ALUMNI BAND CLOSES SUMMER SEASON AT UTAH STATE UNIVERSITY
The Utah State University Alumni Band is preparing for its last concert of the 2004 summer season, and music department faculty, past and present, are in the spotlight. The band’s season-closer is Sunday, Aug. 1, at 7 p.m. in the Kent Concert Hall of the Chase Fine Arts Center. The concert is free and open to all.
The concert includes three guest conductors, a guest vocalist and multiple instrumental soloists. The concert is under the direction of Nicholas Morrison, associate director of bands in Utah State’s department of music.
Leading a trio of guest conductors is Thomas P. Rohrer, director of bands at Utah State, who will conduct a new piece, “Bayou Breakdown,” by Brant Karrick. Rohrer, now in his seventh year at Utah State, has also taught at Northern Arizona University and Bowling Green State University. He guest conducts on a regular basis throughout the United States and in Australia.
Max Dalby, the founder of the Alumni Band, will conduct the popular “March Grandioso” by Seitz for the concert.
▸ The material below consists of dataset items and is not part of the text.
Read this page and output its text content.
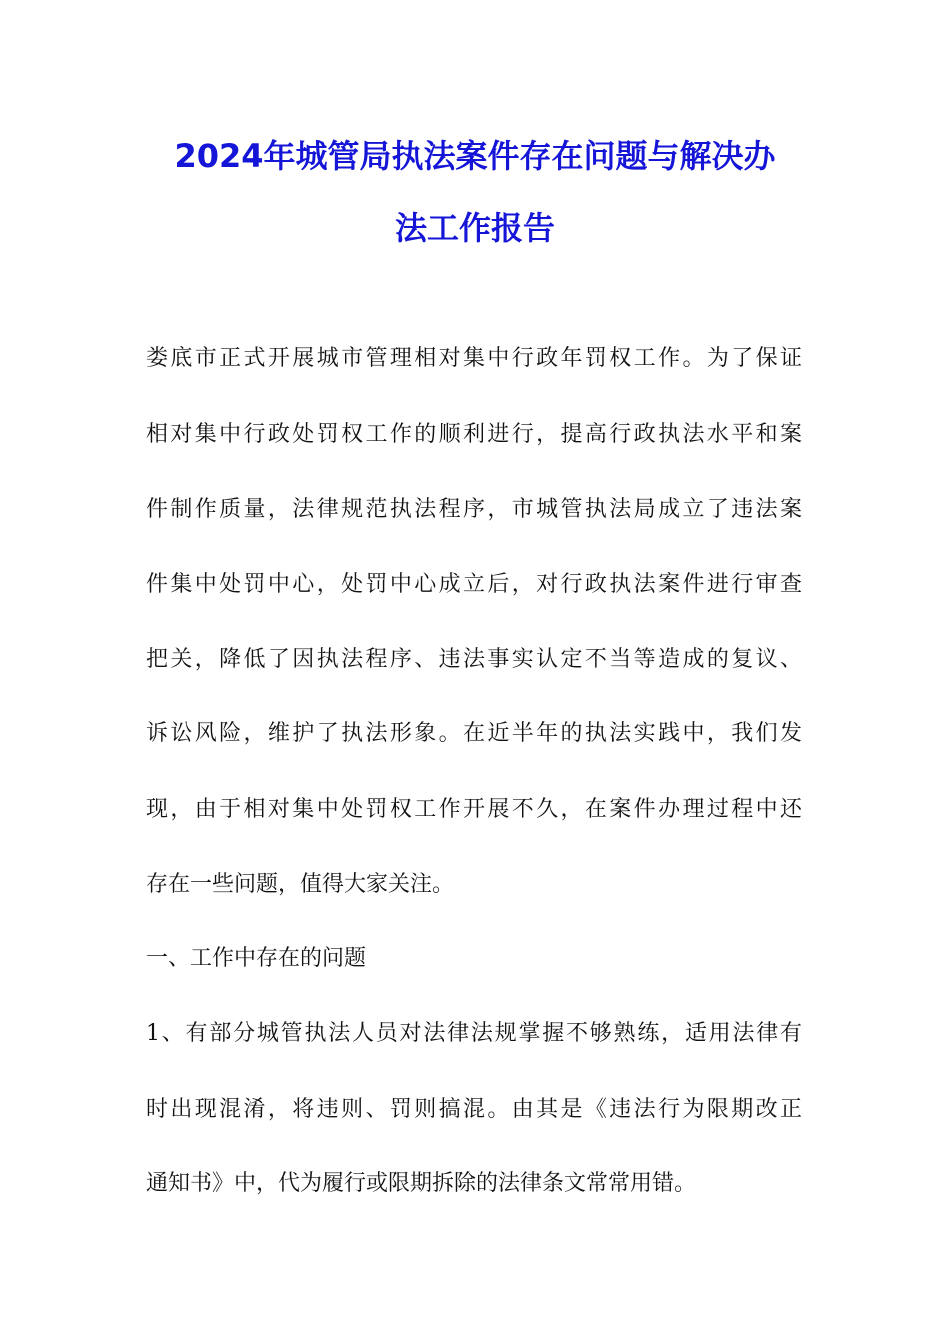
2024年城管局执法案件存在问题与解决办
法工作报告
娄底市正式开展城市管理相对集中行政年罚权工作。为了保证
相对集中行政处罚权工作的顺利进行，提高行政执法水平和案
件制作质量，法律规范执法程序，市城管执法局成立了违法案
件集中处罚中心，处罚中心成立后，对行政执法案件进行审查
把关，降低了因执法程序、违法事实认定不当等造成的复议、
诉讼风险，维护了执法形象。在近半年的执法实践中，我们发
现，由于相对集中处罚权工作开展不久，在案件办理过程中还
存在一些问题，值得大家关注。
一、工作中存在的问题
1、有部分城管执法人员对法律法规掌握不够熟练，适用法律有
时出现混淆，将违则、罚则搞混。由其是《违法行为限期改正
通知书》中，代为履行或限期拆除的法律条文常常用错。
Dalby, director of bands emeritus at Utah State, served as director of bands, professor of music education, department head and orchestra conductor from 1957-1983. In addition to founding the Alumni Band, he conducted and directed the ensemble until 1993.
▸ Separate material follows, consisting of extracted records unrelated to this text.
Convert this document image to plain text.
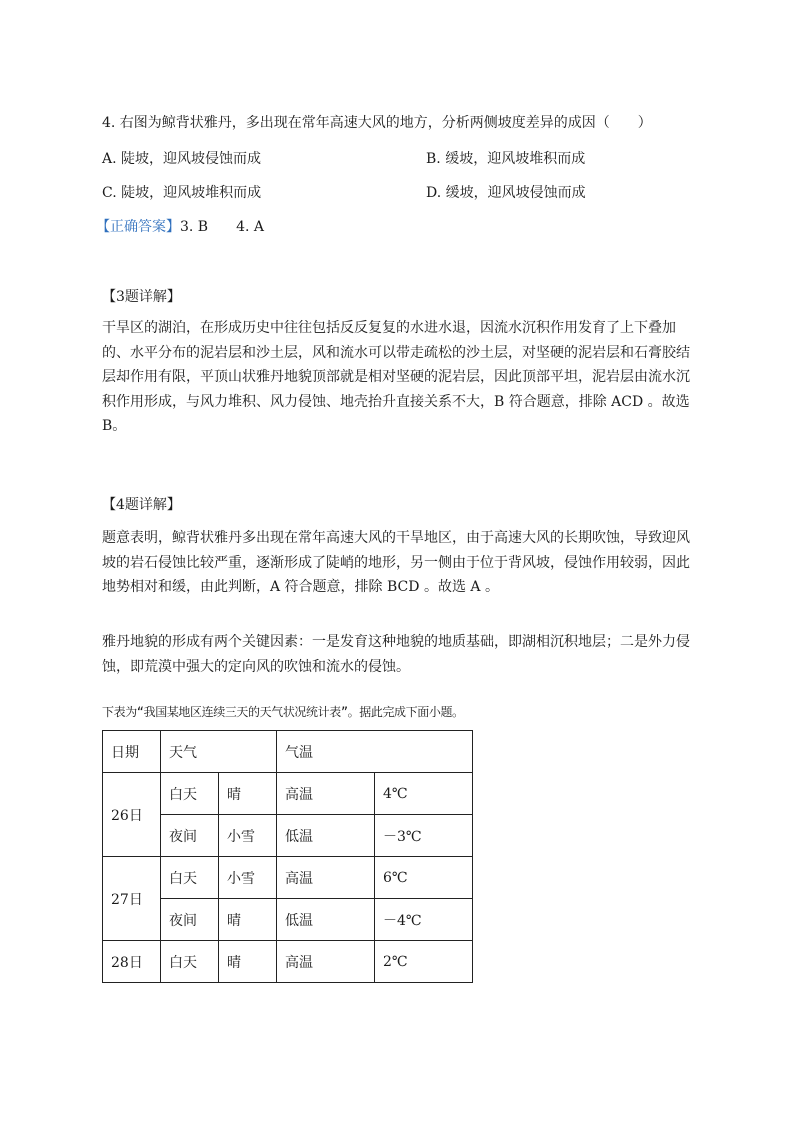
4. 右图为鲸背状雅丹，多出现在常年高速大风的地方，分析两侧坡度差异的成因（　　）
A. 陡坡，迎风坡侵蚀而成	B. 缓坡，迎风坡堆积而成
C. 陡坡，迎风坡堆积而成	D. 缓坡，迎风坡侵蚀而成
【正确答案】3. B　　4. A
【3题详解】
干旱区的湖泊，在形成历史中往往包括反反复复的水进水退，因流水沉积作用发育了上下叠加的、水平分布的泥岩层和沙土层，风和流水可以带走疏松的沙土层，对坚硬的泥岩层和石膏胶结层却作用有限，平顶山状雅丹地貌顶部就是相对坚硬的泥岩层，因此顶部平坦，泥岩层由流水沉积作用形成，与风力堆积、风力侵蚀、地壳抬升直接关系不大，B 符合题意，排除 ACD 。故选B。
【4题详解】
题意表明，鲸背状雅丹多出现在常年高速大风的干旱地区，由于高速大风的长期吹蚀，导致迎风坡的岩石侵蚀比较严重，逐渐形成了陡峭的地形，另一侧由于位于背风坡，侵蚀作用较弱，因此地势相对和缓，由此判断，A 符合题意，排除 BCD 。故选 A 。
雅丹地貌的形成有两个关键因素：一是发育这种地貌的地质基础，即湖相沉积地层；二是外力侵蚀，即荒漠中强大的定向风的吹蚀和流水的侵蚀。
下表为“我国某地区连续三天的天气状况统计表”。据此完成下面小题。
日期	天气		气温	
26日	白天	晴	高温	4℃
	夜间	小雪	低温	－3℃
27日	白天	小雪	高温	6℃
	夜间	晴	低温	－4℃
28日	白天	晴	高温	2℃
The final guest conductor is professor emeritus Larry Smith, who will conduct several jazz vocal selections, including “I Wish You Love,” with his daughter, Monica Fronk, as vocal soloist. Smith, who has arranged dozens of tunes for the band, retired as director of jazz studies in 2003. He founded the jazz program at Utah State.
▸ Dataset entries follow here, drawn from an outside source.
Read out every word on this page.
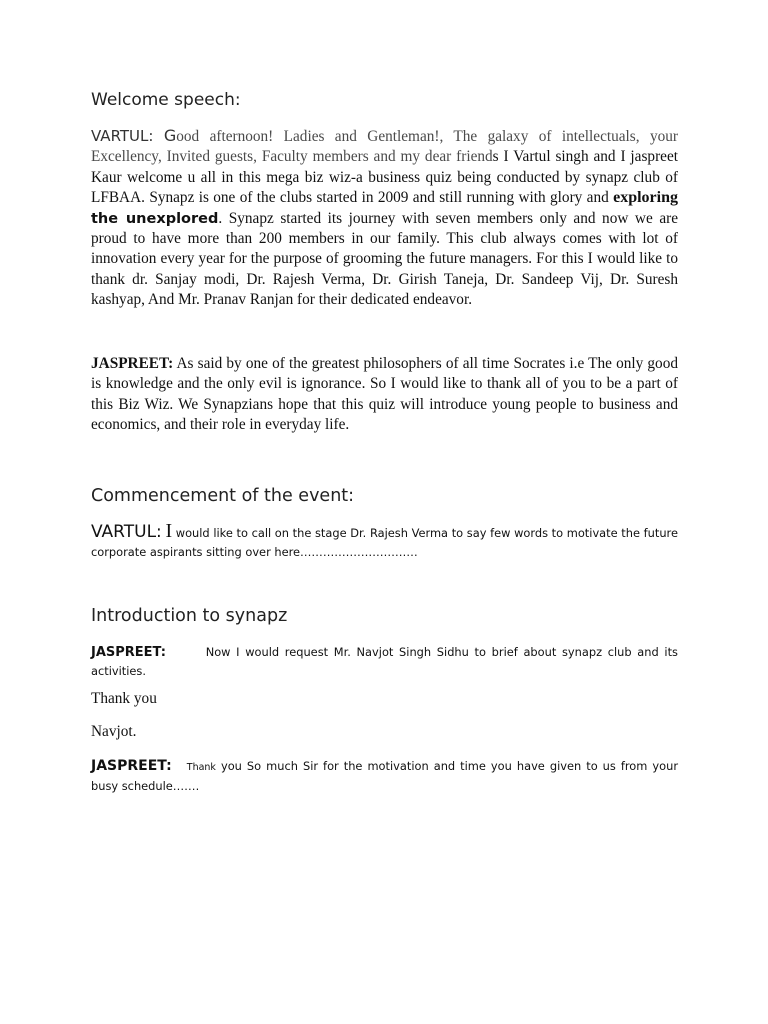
Welcome speech:

VARTUL: Good afternoon! Ladies and Gentleman!, The galaxy of intellectuals, your Excellency, Invited guests, Faculty members and my dear friends I Vartul singh and I jaspreet Kaur welcome u all in this mega biz wiz-a business quiz being conducted by synapz club of LFBAA. Synapz is one of the clubs started in 2009 and still running with glory and exploring the unexplored. Synapz started its journey with seven members only and now we are proud to have more than 200 members in our family. This club always comes with lot of innovation every year for the purpose of grooming the future managers. For this I would like to thank dr. Sanjay modi, Dr. Rajesh Verma, Dr. Girish Taneja, Dr. Sandeep Vij, Dr. Suresh kashyap, And Mr. Pranav Ranjan for their dedicated endeavor.

JASPREET: As said by one of the greatest philosophers of all time Socrates i.e The only good is knowledge and the only evil is ignorance. So I would like to thank all of you to be a part of this Biz Wiz. We Synapzians hope that this quiz will introduce young people to business and economics, and their role in everyday life.

Commencement of the event:

VARTUL: I would like to call on the stage Dr. Rajesh Verma to say few words to motivate the future corporate aspirants sitting over here………………………….

Introduction to synapz

JASPREET:	Now I would request Mr. Navjot Singh Sidhu to brief about synapz club and its activities.

Thank you

Navjot.

JASPREET: Thank you So much Sir for the motivation and time you have given to us from your busy schedule…….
Fronk, in addition to being Smith’s daughter, is one of only a handful of vocalists to ever sing with the Utah State Jazz Orchestra. She lives is Providence and is the mother of 13.
Among the highlights on the program is “JOBIM!,” a work based on songs composed by Antonio Carlos Jobim, a Brazilian composer most famous for his song “The Girl from Ipanema,” which opens the arrangement.
“The composer is credited with bringing the bossa nova style from the dance hall to the concert hall – a bit of a Brazilian George Gershwin, if you like,” Morrison said.
Morrison conducts the work that features a large cast of faculty soloists, including Smith, who arranged the tune and solos on flute and saxophone. Jon Gudmundson, Utah State’s director of jazz studies and saxophone professor, solos on saxophones, and Dennis Griffin, Utah State’s percussion professor, performs on drum set. Todd Fallis, professor of bass trombone, solos on bass trombone in the piece, and Mike Christiansen, professor of guitar studies, is guitar soloist.
The remainder of the program, conducted by Morrison, includes works by Alfred Reed, George Gates, Fred Allen and John Philip Sousa.